There is a history of so called “Huskymania,” which notes that one of UConn’s first national champions was some archer named Jane Weber who won 16 titles in the late 40’s. Also of note: one of UConn’s first organized teams was an ice polo team.
Ice polo?! Yup. In fact, I just Googled the phrase and the first hit was from a UConn publication! Yet another one of those reaffirming moments I experience while writing this website.
There were three team sports in Storrs in the 1890s: football, baseball, and ice polo – a game similar to hockey but with shorter sticks and a ball instead of a puck. This photo is of the Storrs Agricultural School ice polo team in about 1891, playing on the Duck Pond (Swan Lake). Ice polo, which developed in the United States, was replaced by ice hockey – which developed in Canada – early in the 20th century. This view looks southeast toward (from left) the Storrs Agricultural Experiment Station, the chemistry laboratory, and Old Main. Behind the windmill of the water well is the rear of Gold Hall, a men’s dormitory. Women began to attend SAS as commuters in the fall of 1891.

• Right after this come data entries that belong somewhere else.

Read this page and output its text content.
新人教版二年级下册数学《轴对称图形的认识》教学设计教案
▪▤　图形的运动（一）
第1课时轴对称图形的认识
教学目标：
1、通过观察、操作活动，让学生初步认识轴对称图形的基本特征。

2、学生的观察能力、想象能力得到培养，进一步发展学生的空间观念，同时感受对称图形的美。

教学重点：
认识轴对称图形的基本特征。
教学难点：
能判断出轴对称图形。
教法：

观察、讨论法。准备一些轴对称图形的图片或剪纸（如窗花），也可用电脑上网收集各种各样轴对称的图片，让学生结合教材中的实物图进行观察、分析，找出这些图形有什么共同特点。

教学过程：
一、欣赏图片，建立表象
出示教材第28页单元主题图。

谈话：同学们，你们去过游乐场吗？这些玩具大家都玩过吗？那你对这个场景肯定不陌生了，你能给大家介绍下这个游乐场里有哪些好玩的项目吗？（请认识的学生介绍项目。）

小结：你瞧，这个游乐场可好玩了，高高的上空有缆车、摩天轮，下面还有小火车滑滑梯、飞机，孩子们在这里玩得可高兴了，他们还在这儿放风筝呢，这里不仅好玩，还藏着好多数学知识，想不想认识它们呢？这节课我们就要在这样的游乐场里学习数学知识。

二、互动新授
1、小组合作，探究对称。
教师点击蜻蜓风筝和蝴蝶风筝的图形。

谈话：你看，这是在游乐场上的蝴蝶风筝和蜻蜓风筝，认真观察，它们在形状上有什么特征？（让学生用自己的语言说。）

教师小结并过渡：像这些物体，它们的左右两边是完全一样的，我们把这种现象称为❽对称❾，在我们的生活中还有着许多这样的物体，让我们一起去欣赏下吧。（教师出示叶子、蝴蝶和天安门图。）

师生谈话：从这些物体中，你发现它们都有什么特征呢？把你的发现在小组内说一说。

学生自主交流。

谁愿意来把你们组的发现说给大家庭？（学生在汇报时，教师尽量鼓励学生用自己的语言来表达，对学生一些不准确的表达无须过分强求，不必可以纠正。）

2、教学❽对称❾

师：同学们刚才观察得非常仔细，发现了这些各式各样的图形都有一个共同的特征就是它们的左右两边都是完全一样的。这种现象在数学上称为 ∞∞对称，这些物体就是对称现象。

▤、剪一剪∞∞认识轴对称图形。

So next time you’re discussing random UConn sports facts at the bar, throw that one in the face of the guy with whom you’re talking.
This reminds me of how it always seemed Storrs was about 10 degrees colder and 5 times as windy as the rest of the state. If Hartford gets a foot of snow, Storrs gets two. I was there on a very hot summer day… But as this picture shows, you just never know when it’s going to snow in Storrs. Always good to be prepared.
As I finish this post now a couple days after the get-together with friends I mentioned earlier, I’m reminded about a very unique thing about UConn. All those guys – and all the ones I keep in touch with – lived in Middlesex dorm with me. That was my world and I really had no reason to leave it other than class. Yes, I lived in a dorm until I graduated at the ripe old age of 22. Weird? Yes… But completely normal for UConn. In fact, when I moved into that dorm at 20, I was one of the younger guys at my end of the hall.
As it turns out, UConn has the highest percentage of students living on campus of any major public university in the nation. Heck, most of the (loser) Greek houses are on campus up there. This always struck my non-CT friends as very strange – but it’s just one reason I loved going to school there and living in Middlesex.
That, and the fact that Middlesex was an all female dorm except for our one floor. Word.